RE: Integer Representation in header-compression-draft-03 from Mike Bishop on 2013-10-18 (ietf-http-wg@w3.org from October to December 2013)

From: Mike Bishop <Michael.Bishop@microsoft.com>
Date: Fri, 18 Oct 2013 00:03:15 +0000
To: Roberto Peon <grmocg@gmail.com>, Patrick McManus <pmcmanus@mozilla.com>
CC: "Kulkarni, Saurabh" <sakulkar@akamai.com>, HTTP Working Group <ietf-http-wg@w3.org>
Message-ID: <aba7c4f5895f4f4eaf6eaaf38afca44f@BY2PR03MB025.namprd03.prod.outlook.com>
That works, though I think "8-bit" should be hyphenated.  Thanks for the quick turnaround!

From: Roberto Peon [mailto:grmocg@gmail.com]
Sent: Thursday, October 17, 2013 4:59 PM
To: Mike Bishop; Patrick McManus
Cc: Kulkarni, Saurabh; HTTP Working Group
Subject: Re: Integer Representation in header-compression-draft-03

+Patrick so hopefully he notices this.

I tried your suggestion, but found it jarring :/
I stuck more explanation in the integer encoding section, which now reads (I've italicized and made bold the additions):

Integers are used to represent name indexes, pair indexes or string lengths. To allow for optimized processing, an integer representation always finishes at the end of a byte.

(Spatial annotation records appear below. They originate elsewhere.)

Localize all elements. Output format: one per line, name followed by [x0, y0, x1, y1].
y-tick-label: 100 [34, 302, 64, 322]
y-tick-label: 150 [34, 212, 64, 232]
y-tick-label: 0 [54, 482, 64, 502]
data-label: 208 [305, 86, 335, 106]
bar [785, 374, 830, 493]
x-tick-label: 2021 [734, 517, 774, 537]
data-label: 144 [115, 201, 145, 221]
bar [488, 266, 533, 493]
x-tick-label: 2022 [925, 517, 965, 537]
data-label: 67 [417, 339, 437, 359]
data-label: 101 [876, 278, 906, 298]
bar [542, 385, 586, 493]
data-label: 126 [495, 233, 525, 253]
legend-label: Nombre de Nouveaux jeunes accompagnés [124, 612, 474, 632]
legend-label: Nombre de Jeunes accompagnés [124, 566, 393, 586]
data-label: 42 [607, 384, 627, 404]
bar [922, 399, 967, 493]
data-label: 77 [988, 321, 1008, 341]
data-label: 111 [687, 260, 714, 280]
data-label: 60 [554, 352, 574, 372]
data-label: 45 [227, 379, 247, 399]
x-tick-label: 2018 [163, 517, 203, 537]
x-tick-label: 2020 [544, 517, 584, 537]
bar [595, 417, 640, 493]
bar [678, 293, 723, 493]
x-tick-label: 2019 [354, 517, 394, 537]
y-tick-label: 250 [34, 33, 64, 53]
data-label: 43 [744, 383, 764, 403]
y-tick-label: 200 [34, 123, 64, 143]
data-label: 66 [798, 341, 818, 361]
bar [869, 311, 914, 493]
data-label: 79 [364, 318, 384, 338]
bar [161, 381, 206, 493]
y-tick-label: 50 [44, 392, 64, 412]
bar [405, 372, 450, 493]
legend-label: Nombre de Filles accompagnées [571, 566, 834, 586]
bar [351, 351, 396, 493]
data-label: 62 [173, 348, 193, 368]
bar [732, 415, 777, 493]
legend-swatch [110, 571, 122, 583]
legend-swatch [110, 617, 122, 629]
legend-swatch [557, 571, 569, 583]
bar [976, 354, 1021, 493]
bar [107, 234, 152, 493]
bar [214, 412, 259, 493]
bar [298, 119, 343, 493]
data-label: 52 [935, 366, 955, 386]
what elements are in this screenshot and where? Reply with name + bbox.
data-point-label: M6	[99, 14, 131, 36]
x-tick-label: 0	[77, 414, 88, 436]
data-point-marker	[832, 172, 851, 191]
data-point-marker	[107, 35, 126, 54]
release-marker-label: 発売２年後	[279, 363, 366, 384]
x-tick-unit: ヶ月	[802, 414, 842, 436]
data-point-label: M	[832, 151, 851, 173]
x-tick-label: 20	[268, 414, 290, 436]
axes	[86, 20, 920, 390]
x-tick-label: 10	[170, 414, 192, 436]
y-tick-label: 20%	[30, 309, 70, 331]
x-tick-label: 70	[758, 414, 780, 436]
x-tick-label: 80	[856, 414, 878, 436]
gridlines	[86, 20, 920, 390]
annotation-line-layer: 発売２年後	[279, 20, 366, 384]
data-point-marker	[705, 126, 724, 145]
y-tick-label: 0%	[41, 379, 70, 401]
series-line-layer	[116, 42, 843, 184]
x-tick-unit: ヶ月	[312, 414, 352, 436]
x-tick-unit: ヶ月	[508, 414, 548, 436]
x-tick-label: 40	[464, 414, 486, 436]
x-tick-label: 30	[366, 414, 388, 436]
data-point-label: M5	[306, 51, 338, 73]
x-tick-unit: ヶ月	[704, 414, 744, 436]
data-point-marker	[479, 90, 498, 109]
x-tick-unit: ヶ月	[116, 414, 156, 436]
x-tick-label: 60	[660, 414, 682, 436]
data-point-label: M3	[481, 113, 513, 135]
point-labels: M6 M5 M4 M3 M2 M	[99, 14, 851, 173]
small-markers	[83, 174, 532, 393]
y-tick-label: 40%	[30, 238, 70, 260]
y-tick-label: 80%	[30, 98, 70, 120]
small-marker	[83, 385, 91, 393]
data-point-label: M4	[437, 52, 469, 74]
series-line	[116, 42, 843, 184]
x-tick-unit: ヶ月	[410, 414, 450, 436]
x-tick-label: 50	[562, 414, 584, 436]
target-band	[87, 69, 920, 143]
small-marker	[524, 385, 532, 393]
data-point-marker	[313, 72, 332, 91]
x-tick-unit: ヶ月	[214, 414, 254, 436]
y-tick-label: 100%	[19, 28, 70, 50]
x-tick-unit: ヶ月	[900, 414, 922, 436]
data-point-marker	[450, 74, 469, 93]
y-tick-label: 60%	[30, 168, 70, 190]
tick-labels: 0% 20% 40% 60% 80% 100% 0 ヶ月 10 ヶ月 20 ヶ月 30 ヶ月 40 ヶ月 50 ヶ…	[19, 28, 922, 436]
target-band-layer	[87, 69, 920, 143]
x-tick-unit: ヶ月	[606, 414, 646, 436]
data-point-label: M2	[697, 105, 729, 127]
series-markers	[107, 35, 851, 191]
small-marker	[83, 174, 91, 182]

An integer is represented in two parts: a prefix that fills the current byte and an optional list of bytes that are used if the integer value does not fit within the prefix. The number of bits of the prefix (called N) is a parameter of the integer representation.

The N-bit prefix allows filling the current byte. If the value is small enough (strictly less than 2-1), it is encoded within the N-bit prefix. Otherwise all the bits of the prefix are set to 1 and the value is encoded using an unsigned variable length integer<http://en.wikipedia.org/wiki/Variable-length_quantity>representation. N is always between 1 and 8 bits. An integer starting at a byte-boundary will have an 8 bit prefix.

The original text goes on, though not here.